Neither of these datasets are currently used for verification/validation purposes, nor are they regularly processed and their READMEs and associated files are all based on gen2. Making them useable in gen3 is not worth the time because we have much better alternatives that are currently being processed regularly. Keeping them in place is potentially confusing, as they are described as "test data for exercising the LSST stack through single frame and coadd processing", which has not really been true for year or more.
I propose we mark both datasets as deprecated in their package readme files, and move them to lsst-dm/legacy-*, following the removal procedure described here
validation_data_hsc has been supplanted for verification/validation testing by the rc2_subset, which was intentionally selected to be more useful for coadd testing. ci_hsc is similarly more useful for testing the full pipeline in a CI setting.

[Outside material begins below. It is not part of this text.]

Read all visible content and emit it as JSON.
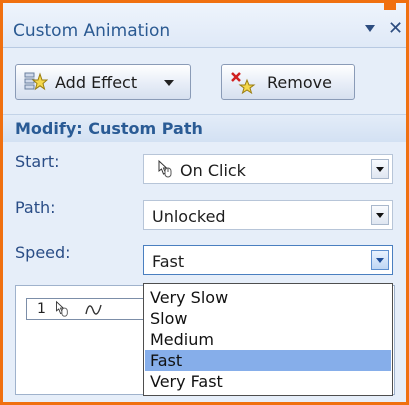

I stopped using this dataset for jointcal testing in May 2020, and I believe that I was the last real user of it.
validation_data_decam consists of Community Pipeline instcals, which we do not support in gen3. For demonstrating that we can process DECam data, we have the well documented ap_verify_ci_hits2015 (3 visits with 2 detectors each, ~6GB repo) and ap_verify_hits2015 (>80 full visits, ~220GB repo) datasets, which can be processed in gen3 with a single ap_verify command. testdata_jointcal will drop use of validation_data_decam shortly (due to the inability to process instcals in gen3, and a lack of time/desire to try to support such), and I believe there have been no other users for several years.
I am not proposing we deprecate/remove validation_data_cfht, as I was able to process it in gen3 singleFrame+jointcal on
DM-32373, and it provides our only source of CFHT test data. Although it is postISR data from the Elixir pipeline, I think it is still useful for demonstrating running our pipeline on a non-LSST/DECam/HSC data source.